Thursday 9. December 2021

„ORF-Friedenslicht“ in Bethlehem entzündet

Friedenslichtkind Tobias Nußbaumer aus Kirchham hat das leuchtende Weihnachtssymbol übernommen. Das Friedenslicht aus Betlehem soll ganz besonders heuer Menschen miteinander verbinden.

Trotz coronabedingter Auflagen konnte das „ORF-Friedenslicht aus Bethlehem“ zum 35-jährigen Jubiläum von der neunjährigen Rianna Danho aus Bethlehem in der Geburtsgrotte Jesu entzündet werden. Nach dem Transport durch Austrian Airlines nach Österreich hat
Friedenslichtkind Tobias Nußbaumer aus Kirchham das leuchtende Weihnachtssymbol
übernommen.

 

Die neunjährige Rianna aus Bethlehem entzündet in der Geburtsgrotte Jesu das „ORF-Friedenslicht“.

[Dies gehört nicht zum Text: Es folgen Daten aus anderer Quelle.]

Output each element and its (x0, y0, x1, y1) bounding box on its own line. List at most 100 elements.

Die neunjährige Rianna aus Bethlehem entzündet in der Geburtsgrotte Jesu das
„ORF-Friedenslicht“. © ORF OÖ.


Der ORF Oberösterreich hat heuer als Dank für den Einsatz nach den schweren Hagelunwettern die oberösterreichischen Feuerwehren eingeladen, ein Friedenslichtkind zu nominieren. Der 11-jährige Tobias Nußbaumer aus Kirchham wurde ausgewählt, weil er ein besonders engagierter Jungfeuerwehrmann ist und sich in der Schule und bei der Feuerwehr um ein gutes Miteinander bemüht.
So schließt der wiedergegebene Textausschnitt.